Eskişehir Osmangazi Üniversitesi (ESOGÜ) Hukuk Fakültesi Dekanlığı tarafından düzenlenen “Sürdürülebilirlik Hedeflerinin Teşebbüslere Etkisi: Rekabet Hukuku ve Uyum Bakımından İncelemeler Sempozyumu” akademisyenler, hukukçular ve öğrencilerin yoğun katılımıyla gerçekleştirildi.
Etkinlik, yürütücülüğünü Dr. Öğr. Üyesi Burcu İrge Erdoğan’ın yaptığı ve fakültenin ilk TÜBİTAK projesi olan “Çevresel Sürdürülebilirliğin Teşebbüslerin Rekabet Politikalarına Etkisi: Türk Mevzuatı ve Avrupa Birliği Müktesebatı ile Güncel Uygulamalar Kapsamında Disiplinlerarası Bir Yaklaşımla Değerlendirme ve Öneriler” başlıklı projenin kapanış etkinliği niteliğinde düzenlendi.
11 Kasım’da ESOGÜ Hukuk Fakültesi Konferans Salonu’nda gerçekleştirilen sempozyumun açılış konuşmasını, ESOGÜ Rektör Yardımcısı ve Hukuk Fakültesi Dekan Vekili Prof. Dr. Emine Gümüşoy yaptı. Prof. Dr. Gümüşoy, sürdürülebilirliğin yalnızca çevresel bir kavram olmadığını, aynı zamanda ekonomik ve hukuki bir zorunluluk haline geldiğini vurguladı.

Prof. Dr. Gümüşoy: “Sürdürülebilirlik artık bir gereklilik”
Prof. Dr. Gümüşoy konuşmasında, “Sürdürülebilirlik, sadece çevre politikalarının değil, aynı zamanda ticari faaliyetlerin, yatırım süreçlerinin ve hukuk sistemlerinin temel unsurlarından biridir. Bu sempozyum, farklı alanlardaki akademisyenlerin ortak çözüm önerileri sunması açısından büyük önem taşıyor,” ifadelerini kullandı.

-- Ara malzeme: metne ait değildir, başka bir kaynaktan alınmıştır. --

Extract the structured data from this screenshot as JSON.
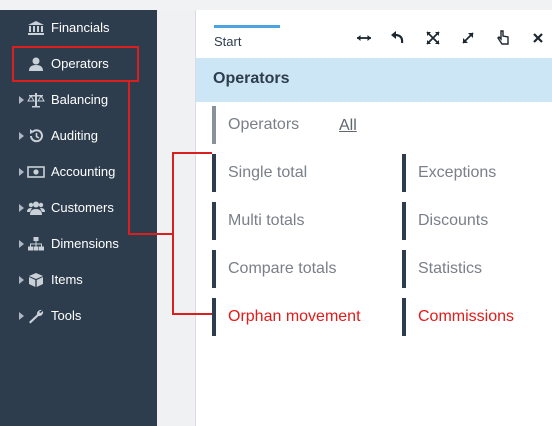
{
  "sidebar": {
    "items": [
      {
        "label": "Financials",
        "icon": "bank-icon",
        "has_caret": false
      },
      {
        "label": "Operators",
        "icon": "user-icon",
        "has_caret": false
      },
      {
        "label": "Balancing",
        "icon": "scale-icon",
        "has_caret": true
      },
      {
        "label": "Auditing",
        "icon": "history-icon",
        "has_caret": true
      },
      {
        "label": "Accounting",
        "icon": "money-icon",
        "has_caret": true
      },
      {
        "label": "Customers",
        "icon": "users-icon",
        "has_caret": true
      },
      {
        "label": "Dimensions",
        "icon": "sitemap-icon",
        "has_caret": true
      },
      {
        "label": "Items",
        "icon": "cube-icon",
        "has_caret": true
      },
      {
        "label": "Tools",
        "icon": "wrench-icon",
        "has_caret": true
      }
    ]
  },
  "tabs": {
    "start": "Start"
  },
  "toolbar": {
    "icons": [
      "expand-horizontal-icon",
      "undo-icon",
      "fullscreen-icon",
      "maximize-icon",
      "hand-pointer-icon",
      "close-icon"
    ]
  },
  "section": {
    "title": "Operators"
  },
  "links": {
    "operators": "Operators",
    "all": "All",
    "single_total": "Single total",
    "multi_totals": "Multi totals",
    "compare_totals": "Compare totals",
    "orphan_movement": "Orphan movement",
    "exceptions": "Exceptions",
    "discounts": "Discounts",
    "statistics": "Statistics",
    "commissions": "Commissions"
  },
  "colors": {
    "sidebar_bg": "#2e3d4d",
    "header_bg": "#cde6f5",
    "accent": "#4da3e0",
    "highlight_red": "#e11a1a",
    "annotation_red": "#d9201f"
  }
}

Ardından sözü alan Dr. Öğr. Üyesi Burcu İrge Erdoğan, projenin amacının sürdürülebilirlik hedeflerinin işletmelerin rekabet politikalarına etkisini hem Türk hem Avrupa Birliği mevzuatı çerçevesinde değerlendirmek olduğunu belirtti. Erdoğan, “Küresel ölçekte rekabetin yönü artık sadece ekonomik başarıyla değil, çevreye ve topluma katkı ile de ölçülüyor,” dedi.
Üç oturum halinde gerçekleşen sempozyumda Boğaziçi Üniversitesi, Orta Doğu Teknik Üniversitesi, Özyeğin Üniversitesi, Kocaeli Üniversitesi, Çağ Üniversitesi ve Kadir Has Üniversitesi’nden akademisyenler konuşmacı olarak yer aldı.
Sunumlarda, sürdürülebilirlik hedeflerinin şirket politikalarına, ticaret hukuku, iş hukuku ve yatırım hukuku açısından etkileri ele alındı. Katılımcılar, çevreye duyarlı üretim modellerinin rekabet avantajı oluşturduğunu, bu nedenle sürdürülebilirlik politikalarının artık etik bir tercih değil, ekonomik bir gereklilik olduğunu vurguladı.
Etkinlikte, sürdürülebilirlik kavramının rekabet hukuku ile uyumu da tartışıldı. Avrupa Birliği’nin çevresel mevzuatı örnek alınarak, Türkiye’deki yasal çerçevenin geliştirilmesi gerektiği ifade edildi. Akademisyenler, işletmelerin çevreye duyarlı politikalarla faaliyet göstermesinin hem toplumsal hem ekonomik kazanımlar sağladığını belirtti.
Sempozyumun sonunda, sürdürülebilirlik hedeflerinin kurum kültürüne yerleşmesi için hem kamu hem özel sektörün ortak farkındalık oluşturması gerektiği vurgulandı. Etkinlik, soru-cevap oturumu ve toplu fotoğraf çekimiyle sona erdi.